How a D2C Apparel Brand Found $312K in Recoverable Revenue - Before Their Weekly Meeting

Industry
D2C / E-commerce (Apparel)
Data
15,000 orders · 6 months
Sources
Shopify + Google Ads CSV
Time to first insight
6 minutes

The Situation

A D2C apparel brand selling through Shopify was spending $84,000/month on Google Ads. They had a marketing manager, a Shopify store doing $1.2M in revenue over six months, and a growing sense that their ad spend wasn't working as well as it used to.

Their analytics setup: Shopify's built-in reports, a Google Ads dashboard, and a monthly Excel export that one person maintained. The problem - the Excel file took three hours to refresh, the data was always two weeks old by the time anyone looked at it, and nobody had ever combined the Shopify orders with the Google Ads data to see which campaigns were actually driving which revenue.

They exported their Shopify orders (15,000 rows, 6 months) and their Google Ads campaign CSV and dropped both into Xnorly.

What Xnorly Found in 6 Minutes

CriticalCart Abandonment Value
"$312,000 in revenue is recoverable from abandoned carts. 68% of initiated checkouts did not complete."

Xnorly analysed the order funnel data embedded in the Shopify export and identified that 68% of checkout initiations resulted in abandonment. Of the abandoned carts, 41% had products in them with a combined cart value of over $312,000 across the six-month period.

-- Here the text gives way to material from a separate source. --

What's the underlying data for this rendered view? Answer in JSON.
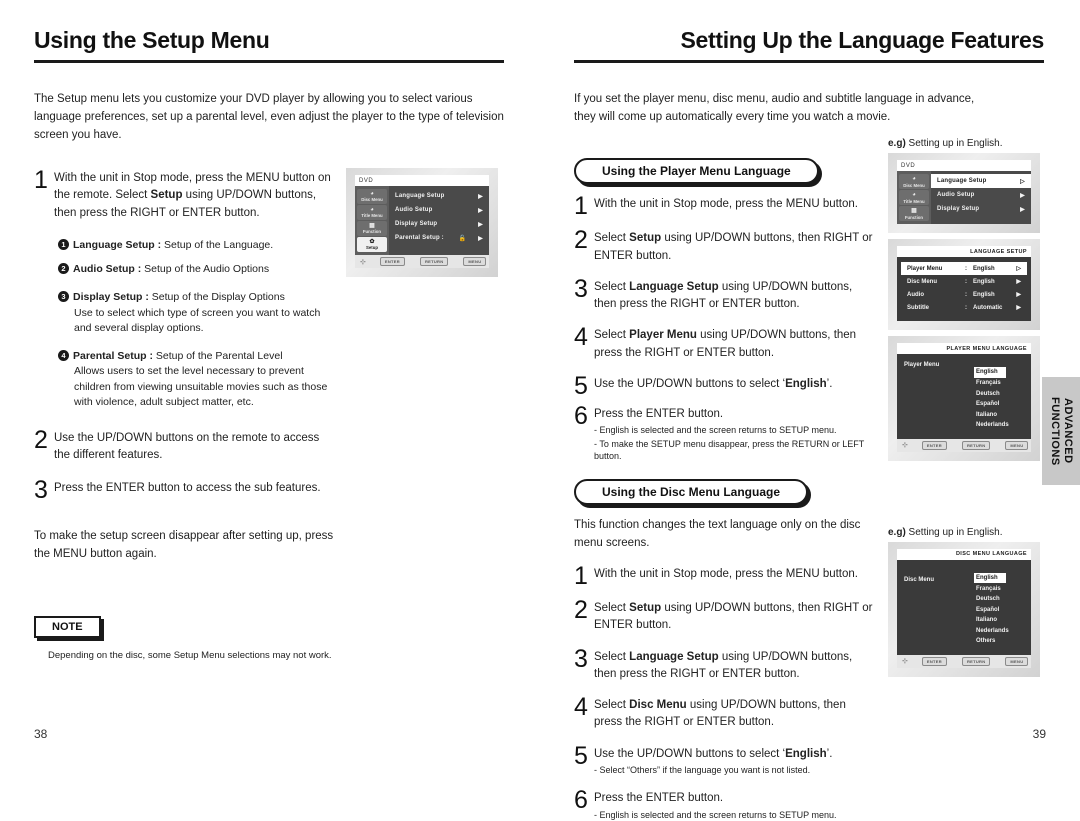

The system cross-referenced the abandonment rate against traffic source and found that Google Shopping campaigns had a 71% abandonment rate versus 52% for email-referred traffic - suggesting visitors from paid channels were less purchase-intent than organic or email visitors.

What they did: Implemented a three-email abandoned cart sequence targeting the high-value cart segment (carts over $80). Recovered $28,000 in the first month. Also reallocated 12% of Google Shopping budget to email acquisition campaigns based on the conversion quality data.
HighSKU Concentration
"3 SKUs generate 61% of total revenue. Your top SKU (SET-KR-NP-M) alone drives 23% of all orders."

Xnorly ran automatic SKU-level revenue attribution across all 15,000 orders. The top 3 SKUs - a core product set in medium, large, and XL sizes - were responsible for $732,000 of $1.2M in revenue. However, these same SKUs had an average inventory level that suggested a stockout risk within 22 days at current velocity.

The analysis also identified 847 SKUs that had generated zero orders in the period and were consuming warehouse space.

What they did: Prioritised reorder for the top 3 SKU variants immediately (avoiding a projected $180K revenue gap from stockout). Flagged 847 zero-velocity SKUs for clearance pricing - generating $34,000 in clearance revenue and reclaiming warehouse capacity.
CriticalGoogle Ads ROAS by Campaign
"Your blended ROAS is 14.7× but your Brand Search campaigns have declined from 22× to 9× ROAS over 6 months. Competitor bidding is the likely cause."

Xnorly joined the Google Ads campaign data with the Shopify order attribution data and computed ROAS at the campaign level - something the brand had never done before because it required combining two separate data sources manually.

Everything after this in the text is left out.